Skip to content

Fault Tolerance

VCCL’s fault-tolerance mechanism ensures that, in the event of NIC down or switch failures, distributed training can be recovered and continue within a single iteration, significantly improving the reliability and availability of large-scale clusters.

Overview

Fault-tolerance Capabilities

  • Failure Detection: Automatically detects node and link failures.
  • Automatic Recovery: Transparent failure recovery mechanisms.
  • Zero Downtime: In-place recovery within a single iteration.
  • High Compatibility: Highly compatible with traditional solutions.

Supported Failure Types

Failure Type Recovery Strategy Recovery Time
NIC down Fault tolerance Within 1 iteration
Switch failure Fault tolerance Within 1 iteration
NIC flap Avoid excessive re-attachment Handled by hardware retransmission mechanisms
GPU failure Node isolation Checkpoint-based recovery

Configuration

Basic Enablement

# Enable fault-tolerance feature (disabled by default)
export NCCL_ENABLE_FAULT_TOLERANCE=<0, 1>, default is 0 (disabled).
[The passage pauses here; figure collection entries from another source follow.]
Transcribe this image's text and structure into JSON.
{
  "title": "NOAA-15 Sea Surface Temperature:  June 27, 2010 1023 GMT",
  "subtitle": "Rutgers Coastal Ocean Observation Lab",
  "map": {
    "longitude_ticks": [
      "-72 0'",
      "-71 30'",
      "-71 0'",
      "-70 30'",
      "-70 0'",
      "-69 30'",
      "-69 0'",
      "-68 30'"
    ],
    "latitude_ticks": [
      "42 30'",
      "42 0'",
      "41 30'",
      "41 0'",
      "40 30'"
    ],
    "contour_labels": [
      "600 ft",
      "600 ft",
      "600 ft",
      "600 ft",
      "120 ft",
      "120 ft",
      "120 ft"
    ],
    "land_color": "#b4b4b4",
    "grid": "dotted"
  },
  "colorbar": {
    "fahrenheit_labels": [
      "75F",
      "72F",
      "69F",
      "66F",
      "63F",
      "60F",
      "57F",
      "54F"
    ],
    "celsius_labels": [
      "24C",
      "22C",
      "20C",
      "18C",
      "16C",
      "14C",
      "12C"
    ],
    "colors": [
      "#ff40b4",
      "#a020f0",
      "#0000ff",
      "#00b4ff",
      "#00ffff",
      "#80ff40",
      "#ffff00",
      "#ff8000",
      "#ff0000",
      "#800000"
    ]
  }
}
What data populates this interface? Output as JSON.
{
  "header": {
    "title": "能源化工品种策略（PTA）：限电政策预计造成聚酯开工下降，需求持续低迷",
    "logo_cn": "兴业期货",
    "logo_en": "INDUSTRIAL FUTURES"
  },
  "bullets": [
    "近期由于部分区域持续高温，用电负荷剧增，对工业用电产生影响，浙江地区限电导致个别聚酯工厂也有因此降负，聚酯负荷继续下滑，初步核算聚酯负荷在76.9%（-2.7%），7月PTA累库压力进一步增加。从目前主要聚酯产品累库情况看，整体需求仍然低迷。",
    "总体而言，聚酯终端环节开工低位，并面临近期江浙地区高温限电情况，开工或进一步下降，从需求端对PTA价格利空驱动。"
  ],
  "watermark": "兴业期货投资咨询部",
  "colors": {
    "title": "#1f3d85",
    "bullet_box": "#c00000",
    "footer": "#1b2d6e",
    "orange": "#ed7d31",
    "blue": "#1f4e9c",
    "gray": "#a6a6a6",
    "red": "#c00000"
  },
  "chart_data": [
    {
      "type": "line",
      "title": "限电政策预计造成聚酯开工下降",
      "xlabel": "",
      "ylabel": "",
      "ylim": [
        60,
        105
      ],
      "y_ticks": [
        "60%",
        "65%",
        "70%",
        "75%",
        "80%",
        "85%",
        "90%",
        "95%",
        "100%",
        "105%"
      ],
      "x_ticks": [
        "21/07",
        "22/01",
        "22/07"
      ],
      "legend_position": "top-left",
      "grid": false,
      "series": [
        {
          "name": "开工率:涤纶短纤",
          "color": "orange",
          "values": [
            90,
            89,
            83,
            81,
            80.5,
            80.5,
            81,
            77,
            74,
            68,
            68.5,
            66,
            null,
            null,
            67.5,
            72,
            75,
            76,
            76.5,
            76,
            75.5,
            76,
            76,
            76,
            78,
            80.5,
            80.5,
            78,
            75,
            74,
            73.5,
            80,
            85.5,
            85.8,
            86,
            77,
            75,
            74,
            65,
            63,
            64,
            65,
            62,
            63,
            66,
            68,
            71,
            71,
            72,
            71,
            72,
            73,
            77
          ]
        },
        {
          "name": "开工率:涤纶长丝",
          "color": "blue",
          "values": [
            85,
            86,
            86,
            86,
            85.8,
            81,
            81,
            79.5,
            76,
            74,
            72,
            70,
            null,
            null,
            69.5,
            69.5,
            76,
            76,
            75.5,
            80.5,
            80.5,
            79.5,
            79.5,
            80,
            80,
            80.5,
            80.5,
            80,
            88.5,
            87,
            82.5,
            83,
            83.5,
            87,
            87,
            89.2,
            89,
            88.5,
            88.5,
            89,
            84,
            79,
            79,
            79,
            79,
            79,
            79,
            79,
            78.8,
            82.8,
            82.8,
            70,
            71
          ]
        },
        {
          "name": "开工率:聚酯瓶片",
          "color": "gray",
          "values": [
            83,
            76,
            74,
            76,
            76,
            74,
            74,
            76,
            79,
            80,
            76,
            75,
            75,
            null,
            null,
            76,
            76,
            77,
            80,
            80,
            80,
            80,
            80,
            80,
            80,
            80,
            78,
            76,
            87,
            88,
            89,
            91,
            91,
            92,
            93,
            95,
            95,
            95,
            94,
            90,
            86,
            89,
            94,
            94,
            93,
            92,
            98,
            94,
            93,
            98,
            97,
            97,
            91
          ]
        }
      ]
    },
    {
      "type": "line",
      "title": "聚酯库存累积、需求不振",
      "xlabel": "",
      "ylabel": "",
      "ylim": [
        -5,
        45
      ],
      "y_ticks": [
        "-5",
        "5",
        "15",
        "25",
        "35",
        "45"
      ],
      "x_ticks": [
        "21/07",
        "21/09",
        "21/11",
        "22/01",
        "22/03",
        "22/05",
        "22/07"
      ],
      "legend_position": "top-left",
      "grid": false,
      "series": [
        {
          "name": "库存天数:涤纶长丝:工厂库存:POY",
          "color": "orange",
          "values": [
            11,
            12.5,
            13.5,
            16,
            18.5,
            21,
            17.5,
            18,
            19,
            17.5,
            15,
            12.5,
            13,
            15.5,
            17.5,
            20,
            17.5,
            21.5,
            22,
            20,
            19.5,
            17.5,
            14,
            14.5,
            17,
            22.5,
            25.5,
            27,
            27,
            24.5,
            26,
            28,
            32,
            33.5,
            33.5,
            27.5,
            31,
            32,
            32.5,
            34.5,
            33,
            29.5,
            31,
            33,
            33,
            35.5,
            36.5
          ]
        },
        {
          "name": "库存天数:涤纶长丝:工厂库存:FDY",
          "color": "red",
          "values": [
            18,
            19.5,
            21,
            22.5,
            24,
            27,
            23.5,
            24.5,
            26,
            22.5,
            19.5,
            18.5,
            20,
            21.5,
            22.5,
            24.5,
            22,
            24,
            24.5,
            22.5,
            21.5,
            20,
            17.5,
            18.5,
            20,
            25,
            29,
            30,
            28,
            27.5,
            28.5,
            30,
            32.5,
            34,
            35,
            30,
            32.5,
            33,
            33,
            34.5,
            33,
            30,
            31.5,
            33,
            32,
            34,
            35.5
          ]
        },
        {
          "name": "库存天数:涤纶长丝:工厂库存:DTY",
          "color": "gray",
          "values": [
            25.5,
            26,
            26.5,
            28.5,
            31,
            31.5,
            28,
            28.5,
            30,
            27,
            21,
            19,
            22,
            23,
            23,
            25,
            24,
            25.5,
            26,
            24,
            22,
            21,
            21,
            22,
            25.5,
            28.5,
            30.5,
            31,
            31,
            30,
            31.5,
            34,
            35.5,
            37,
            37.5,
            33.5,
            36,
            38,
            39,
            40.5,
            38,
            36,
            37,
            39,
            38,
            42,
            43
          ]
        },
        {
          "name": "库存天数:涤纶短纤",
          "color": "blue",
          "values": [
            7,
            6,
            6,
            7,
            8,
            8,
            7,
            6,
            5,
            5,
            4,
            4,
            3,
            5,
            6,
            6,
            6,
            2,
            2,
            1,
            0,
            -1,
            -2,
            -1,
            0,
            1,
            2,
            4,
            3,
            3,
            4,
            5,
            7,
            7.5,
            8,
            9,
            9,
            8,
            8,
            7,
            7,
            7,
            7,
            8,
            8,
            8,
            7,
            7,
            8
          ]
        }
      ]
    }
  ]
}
# NIC configuration must be specified
export NCCL_IB_HCA=="mlx5_0:1,mlx5_1:1,mlx5_2:1,mlx5_3:1,mlx5_4:1,mlx5_5:1,mlx5_6:1,mlx5_7:1" according to runtime environment.

Advanced Configuration

# Set retry count (default 7)
export NCCL_IB_RETRY_COUNT=7

# Set timeout in seconds (default 18)
export NCCL_IB_TIMEOUT=18

NIC configuration requirement

The fault-tolerance feature requires the NCCL_IB_HCA environment variable to be specified; otherwise it will not function correctly.

Advanced configuration

Setting advanced parameters beyond reasonable ranges may affect behavior.